Sílvio Santos (ibidem) regista também que, em Portugal, a partir da década de 60, houve um série de mudanças tecnológicas e socioculturais (a estereofonia e a FM, melhoras nas técnicas e suportes de gravação, entre outros), que, embora menos avançadas que noutros países, tiveram um impacto significativo na rádio.

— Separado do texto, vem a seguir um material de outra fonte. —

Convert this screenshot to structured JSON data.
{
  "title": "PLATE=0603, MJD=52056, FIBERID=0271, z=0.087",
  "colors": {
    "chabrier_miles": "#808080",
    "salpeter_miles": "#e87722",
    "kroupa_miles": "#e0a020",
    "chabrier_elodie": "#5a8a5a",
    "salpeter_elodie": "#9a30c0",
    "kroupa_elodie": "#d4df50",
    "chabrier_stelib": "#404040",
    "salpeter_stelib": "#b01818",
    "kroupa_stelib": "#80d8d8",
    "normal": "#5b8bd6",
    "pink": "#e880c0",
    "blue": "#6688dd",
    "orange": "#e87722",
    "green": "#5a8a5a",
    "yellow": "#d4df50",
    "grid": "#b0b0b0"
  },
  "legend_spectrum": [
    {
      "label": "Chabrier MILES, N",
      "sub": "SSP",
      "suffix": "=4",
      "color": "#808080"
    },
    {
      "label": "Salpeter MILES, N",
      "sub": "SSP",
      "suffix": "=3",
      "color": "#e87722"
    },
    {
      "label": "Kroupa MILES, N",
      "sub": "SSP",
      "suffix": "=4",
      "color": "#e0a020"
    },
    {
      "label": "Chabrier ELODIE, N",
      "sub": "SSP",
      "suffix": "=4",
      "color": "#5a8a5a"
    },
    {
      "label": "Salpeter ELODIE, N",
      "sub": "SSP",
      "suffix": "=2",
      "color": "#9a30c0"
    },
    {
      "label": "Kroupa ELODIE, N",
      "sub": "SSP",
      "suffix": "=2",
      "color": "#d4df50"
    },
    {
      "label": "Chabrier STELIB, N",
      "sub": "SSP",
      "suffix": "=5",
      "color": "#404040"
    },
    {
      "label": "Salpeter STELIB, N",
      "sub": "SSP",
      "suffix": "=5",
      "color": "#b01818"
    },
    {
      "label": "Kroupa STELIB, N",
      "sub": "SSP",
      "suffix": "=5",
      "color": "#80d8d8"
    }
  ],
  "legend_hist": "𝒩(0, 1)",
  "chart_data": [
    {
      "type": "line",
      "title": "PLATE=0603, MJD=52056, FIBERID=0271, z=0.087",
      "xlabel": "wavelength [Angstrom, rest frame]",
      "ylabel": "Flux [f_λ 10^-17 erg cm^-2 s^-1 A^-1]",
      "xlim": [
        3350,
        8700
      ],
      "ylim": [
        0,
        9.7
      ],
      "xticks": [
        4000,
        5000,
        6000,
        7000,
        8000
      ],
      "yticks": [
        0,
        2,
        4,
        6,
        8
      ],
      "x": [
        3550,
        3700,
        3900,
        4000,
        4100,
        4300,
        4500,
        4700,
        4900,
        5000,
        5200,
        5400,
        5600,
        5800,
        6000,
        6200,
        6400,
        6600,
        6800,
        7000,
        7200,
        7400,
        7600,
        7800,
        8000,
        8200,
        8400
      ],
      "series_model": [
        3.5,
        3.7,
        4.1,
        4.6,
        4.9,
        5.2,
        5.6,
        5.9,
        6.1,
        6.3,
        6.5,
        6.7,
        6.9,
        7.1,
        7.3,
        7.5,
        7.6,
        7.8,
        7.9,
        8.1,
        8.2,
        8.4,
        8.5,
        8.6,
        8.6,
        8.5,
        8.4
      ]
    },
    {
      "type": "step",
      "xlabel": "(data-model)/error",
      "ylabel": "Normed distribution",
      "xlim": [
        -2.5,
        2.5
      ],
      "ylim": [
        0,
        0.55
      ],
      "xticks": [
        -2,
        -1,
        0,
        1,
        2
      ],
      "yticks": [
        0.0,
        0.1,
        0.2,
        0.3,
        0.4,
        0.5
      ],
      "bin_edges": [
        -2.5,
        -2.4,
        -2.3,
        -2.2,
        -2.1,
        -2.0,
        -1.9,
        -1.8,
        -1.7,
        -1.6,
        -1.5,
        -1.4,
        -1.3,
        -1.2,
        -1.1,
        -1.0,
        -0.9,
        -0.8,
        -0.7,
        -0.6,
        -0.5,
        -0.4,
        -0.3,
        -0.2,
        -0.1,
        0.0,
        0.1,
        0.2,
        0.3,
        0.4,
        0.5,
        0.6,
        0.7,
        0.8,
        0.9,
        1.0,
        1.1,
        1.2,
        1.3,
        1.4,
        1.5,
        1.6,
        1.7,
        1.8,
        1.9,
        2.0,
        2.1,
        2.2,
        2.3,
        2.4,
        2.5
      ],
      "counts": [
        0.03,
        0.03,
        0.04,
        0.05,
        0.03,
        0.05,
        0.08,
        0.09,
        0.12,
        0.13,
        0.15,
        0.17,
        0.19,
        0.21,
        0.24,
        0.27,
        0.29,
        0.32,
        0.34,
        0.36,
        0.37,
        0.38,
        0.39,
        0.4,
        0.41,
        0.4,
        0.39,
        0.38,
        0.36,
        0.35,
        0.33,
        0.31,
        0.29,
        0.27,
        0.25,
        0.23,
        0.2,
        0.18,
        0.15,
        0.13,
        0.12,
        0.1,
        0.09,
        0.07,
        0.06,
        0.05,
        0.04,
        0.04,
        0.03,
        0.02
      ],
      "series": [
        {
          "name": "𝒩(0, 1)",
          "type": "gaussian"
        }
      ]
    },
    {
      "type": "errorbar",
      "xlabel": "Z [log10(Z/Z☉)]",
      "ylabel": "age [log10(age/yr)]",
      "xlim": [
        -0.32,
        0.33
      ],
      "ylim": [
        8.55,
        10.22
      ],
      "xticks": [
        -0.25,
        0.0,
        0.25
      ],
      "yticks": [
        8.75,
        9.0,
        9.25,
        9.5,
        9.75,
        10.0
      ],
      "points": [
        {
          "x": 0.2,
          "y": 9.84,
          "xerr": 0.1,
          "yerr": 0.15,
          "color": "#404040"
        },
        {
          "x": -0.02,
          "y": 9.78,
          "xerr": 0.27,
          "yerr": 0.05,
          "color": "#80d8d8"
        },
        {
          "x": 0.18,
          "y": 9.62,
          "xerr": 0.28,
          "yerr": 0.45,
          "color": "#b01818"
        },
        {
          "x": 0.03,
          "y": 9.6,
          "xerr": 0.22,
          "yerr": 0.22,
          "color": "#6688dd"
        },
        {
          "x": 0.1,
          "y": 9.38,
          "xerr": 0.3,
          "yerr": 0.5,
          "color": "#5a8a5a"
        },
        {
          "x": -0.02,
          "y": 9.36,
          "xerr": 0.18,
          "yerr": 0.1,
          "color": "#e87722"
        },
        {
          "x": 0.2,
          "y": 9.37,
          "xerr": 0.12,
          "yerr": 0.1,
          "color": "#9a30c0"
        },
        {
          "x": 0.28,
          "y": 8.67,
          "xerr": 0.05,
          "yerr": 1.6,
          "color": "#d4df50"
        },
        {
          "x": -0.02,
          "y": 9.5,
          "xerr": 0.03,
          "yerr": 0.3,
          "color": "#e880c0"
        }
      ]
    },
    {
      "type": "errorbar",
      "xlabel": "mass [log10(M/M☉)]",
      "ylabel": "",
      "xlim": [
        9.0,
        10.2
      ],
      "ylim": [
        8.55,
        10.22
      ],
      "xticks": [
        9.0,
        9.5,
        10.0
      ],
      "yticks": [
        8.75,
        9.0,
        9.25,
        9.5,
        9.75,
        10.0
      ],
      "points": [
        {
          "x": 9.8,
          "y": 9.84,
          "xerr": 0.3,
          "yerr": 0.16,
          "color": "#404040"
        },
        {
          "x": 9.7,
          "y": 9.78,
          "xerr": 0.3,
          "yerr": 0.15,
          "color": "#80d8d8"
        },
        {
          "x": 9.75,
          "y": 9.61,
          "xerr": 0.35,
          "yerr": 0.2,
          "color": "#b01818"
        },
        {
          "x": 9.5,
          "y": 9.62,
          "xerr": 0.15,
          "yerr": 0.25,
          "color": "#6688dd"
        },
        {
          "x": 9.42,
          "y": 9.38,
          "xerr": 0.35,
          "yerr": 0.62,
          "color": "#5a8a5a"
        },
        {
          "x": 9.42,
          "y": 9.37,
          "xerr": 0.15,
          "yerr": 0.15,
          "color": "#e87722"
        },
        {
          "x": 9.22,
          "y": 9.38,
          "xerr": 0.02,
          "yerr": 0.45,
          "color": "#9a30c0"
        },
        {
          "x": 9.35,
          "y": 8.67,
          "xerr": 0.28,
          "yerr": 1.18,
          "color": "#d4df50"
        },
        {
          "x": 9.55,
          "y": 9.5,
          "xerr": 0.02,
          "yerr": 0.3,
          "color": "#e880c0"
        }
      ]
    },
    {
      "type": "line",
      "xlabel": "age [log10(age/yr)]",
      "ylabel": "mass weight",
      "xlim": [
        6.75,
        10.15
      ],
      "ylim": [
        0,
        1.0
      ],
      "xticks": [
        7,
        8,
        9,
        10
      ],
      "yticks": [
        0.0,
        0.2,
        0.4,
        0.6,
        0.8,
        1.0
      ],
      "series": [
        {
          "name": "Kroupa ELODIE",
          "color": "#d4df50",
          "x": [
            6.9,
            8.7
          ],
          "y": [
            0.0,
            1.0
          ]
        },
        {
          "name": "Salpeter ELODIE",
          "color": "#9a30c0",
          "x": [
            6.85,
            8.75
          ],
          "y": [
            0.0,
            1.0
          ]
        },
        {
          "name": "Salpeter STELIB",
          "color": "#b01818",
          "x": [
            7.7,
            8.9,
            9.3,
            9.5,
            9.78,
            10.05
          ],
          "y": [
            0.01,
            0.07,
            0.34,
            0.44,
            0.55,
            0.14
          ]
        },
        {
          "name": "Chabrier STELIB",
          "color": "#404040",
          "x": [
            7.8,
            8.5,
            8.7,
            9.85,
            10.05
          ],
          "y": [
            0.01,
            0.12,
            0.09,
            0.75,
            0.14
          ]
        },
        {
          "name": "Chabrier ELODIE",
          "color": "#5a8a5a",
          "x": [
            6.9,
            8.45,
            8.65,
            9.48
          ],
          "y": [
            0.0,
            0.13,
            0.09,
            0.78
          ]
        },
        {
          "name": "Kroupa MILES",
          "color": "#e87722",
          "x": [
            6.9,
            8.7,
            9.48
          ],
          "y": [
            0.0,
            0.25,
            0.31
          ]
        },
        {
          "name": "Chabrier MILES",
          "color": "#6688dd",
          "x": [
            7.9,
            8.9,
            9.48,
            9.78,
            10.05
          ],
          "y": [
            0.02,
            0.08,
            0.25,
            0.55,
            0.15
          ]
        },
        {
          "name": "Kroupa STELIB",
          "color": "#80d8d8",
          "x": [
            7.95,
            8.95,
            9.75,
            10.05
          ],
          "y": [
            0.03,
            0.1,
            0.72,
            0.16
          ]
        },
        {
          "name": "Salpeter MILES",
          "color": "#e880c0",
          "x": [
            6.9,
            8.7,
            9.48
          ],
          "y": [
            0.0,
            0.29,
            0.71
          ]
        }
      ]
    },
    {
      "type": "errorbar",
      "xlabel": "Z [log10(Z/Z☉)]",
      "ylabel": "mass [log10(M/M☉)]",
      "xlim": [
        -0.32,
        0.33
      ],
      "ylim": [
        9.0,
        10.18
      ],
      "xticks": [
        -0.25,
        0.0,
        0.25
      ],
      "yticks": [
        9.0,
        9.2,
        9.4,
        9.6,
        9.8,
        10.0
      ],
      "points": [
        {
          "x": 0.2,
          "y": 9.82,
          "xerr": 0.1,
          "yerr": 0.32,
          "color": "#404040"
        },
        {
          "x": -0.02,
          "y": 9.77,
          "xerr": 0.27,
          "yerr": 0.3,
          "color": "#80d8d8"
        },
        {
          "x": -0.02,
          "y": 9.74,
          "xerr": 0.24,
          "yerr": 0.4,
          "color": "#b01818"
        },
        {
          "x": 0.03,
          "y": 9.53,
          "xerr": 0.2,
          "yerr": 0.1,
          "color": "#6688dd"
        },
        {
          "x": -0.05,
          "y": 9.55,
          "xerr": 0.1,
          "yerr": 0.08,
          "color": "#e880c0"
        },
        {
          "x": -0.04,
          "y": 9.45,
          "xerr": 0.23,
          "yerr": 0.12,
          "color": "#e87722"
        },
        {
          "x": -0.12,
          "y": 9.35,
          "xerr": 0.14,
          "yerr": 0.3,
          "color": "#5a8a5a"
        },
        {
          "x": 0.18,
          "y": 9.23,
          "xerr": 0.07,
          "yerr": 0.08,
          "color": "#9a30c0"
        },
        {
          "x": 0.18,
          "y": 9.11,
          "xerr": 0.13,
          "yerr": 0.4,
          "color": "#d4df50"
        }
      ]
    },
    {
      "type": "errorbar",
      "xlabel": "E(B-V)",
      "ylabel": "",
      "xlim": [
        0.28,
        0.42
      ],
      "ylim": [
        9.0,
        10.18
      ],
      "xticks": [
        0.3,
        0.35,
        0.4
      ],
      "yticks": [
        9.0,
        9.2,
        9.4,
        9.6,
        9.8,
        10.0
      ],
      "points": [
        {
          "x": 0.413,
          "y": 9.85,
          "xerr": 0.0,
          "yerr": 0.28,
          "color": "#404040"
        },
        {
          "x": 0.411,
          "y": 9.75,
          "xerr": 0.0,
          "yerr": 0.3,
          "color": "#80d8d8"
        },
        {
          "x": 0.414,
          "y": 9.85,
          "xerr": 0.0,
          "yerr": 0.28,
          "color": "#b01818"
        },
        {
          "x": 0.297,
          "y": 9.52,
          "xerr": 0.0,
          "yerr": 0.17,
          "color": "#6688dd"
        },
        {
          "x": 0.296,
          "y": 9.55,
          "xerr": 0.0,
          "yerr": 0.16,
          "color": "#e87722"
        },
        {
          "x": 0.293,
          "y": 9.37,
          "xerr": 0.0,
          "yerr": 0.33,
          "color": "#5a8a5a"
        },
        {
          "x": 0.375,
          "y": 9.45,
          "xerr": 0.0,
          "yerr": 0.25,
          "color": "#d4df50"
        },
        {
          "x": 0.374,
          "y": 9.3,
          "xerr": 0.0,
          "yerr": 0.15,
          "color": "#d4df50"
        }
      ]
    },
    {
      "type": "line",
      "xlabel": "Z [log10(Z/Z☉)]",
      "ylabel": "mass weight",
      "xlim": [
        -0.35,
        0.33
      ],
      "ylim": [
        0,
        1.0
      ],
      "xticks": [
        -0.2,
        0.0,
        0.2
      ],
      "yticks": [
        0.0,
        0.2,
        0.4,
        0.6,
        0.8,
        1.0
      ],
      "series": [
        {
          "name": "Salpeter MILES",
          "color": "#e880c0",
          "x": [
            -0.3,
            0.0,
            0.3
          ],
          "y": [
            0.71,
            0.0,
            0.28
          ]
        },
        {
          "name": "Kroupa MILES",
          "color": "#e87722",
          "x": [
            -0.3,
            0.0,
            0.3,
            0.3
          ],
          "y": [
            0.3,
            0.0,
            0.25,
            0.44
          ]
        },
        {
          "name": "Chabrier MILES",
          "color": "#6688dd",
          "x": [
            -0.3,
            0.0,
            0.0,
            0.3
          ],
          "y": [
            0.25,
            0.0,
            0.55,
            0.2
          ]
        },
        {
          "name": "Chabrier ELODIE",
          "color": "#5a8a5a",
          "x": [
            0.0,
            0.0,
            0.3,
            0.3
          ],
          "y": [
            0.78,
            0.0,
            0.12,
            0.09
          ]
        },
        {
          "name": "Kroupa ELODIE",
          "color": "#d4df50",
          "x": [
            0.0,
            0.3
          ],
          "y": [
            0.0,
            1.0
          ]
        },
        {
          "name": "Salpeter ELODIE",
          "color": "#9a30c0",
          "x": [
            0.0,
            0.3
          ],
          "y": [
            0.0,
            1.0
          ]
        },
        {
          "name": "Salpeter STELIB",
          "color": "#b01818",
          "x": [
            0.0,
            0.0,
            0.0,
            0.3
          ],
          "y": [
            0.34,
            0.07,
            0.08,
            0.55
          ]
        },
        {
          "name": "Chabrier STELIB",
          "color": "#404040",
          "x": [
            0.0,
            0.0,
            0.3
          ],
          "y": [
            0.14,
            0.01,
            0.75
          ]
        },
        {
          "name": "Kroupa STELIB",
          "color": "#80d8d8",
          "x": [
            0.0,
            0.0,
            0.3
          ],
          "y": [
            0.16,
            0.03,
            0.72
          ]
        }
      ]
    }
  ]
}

Desta década, importa focar a ideia de Jaime Ferreira, recém-chegado à direção da EN, convicto de que «a estação oficial nunca deveria descurar o seu papel na correção do gosto do ouvinte. Para além de o número de horas de emissão para a metrópole ter sido aumentado e o serviço informativo ter sido reforçado, houve também uma tentativa de adequar os conteúdos àquelas que eram as preferências dos ouvintes, reveladas em inquéritos (ibidem). Apesar dessas alterações, «a imagem da EN junto da crítica era, pois, de estagnação e, também, de cinzentismo» (ibidem:76). Enquanto no Rádio Clube Português (RCP) e na Rádio Renascença (RR), havia possibilidade de implementar melhorias, ao nível da linguagem e inovação, na EN essas possibilidades eram significativamente menores, dado, em grande parte, ao controlo e autocontrolo inexistentes. Tal facto explica, em grande medida, que a emissora oficial tardasse em «modernizar o estilo, agarrada à linguagem escrita e aos extensos noticiários» (ibidem:77). Ainda assim, porém, aquando da mudança na governação do regime, de Salazar para Marcelo Caetano, «a leve abertura política permitiu que a Emissora Nacional lançasse programas que fugiam aos cânones habituais de informação» (Serejo cit. em Santos, 2005:139).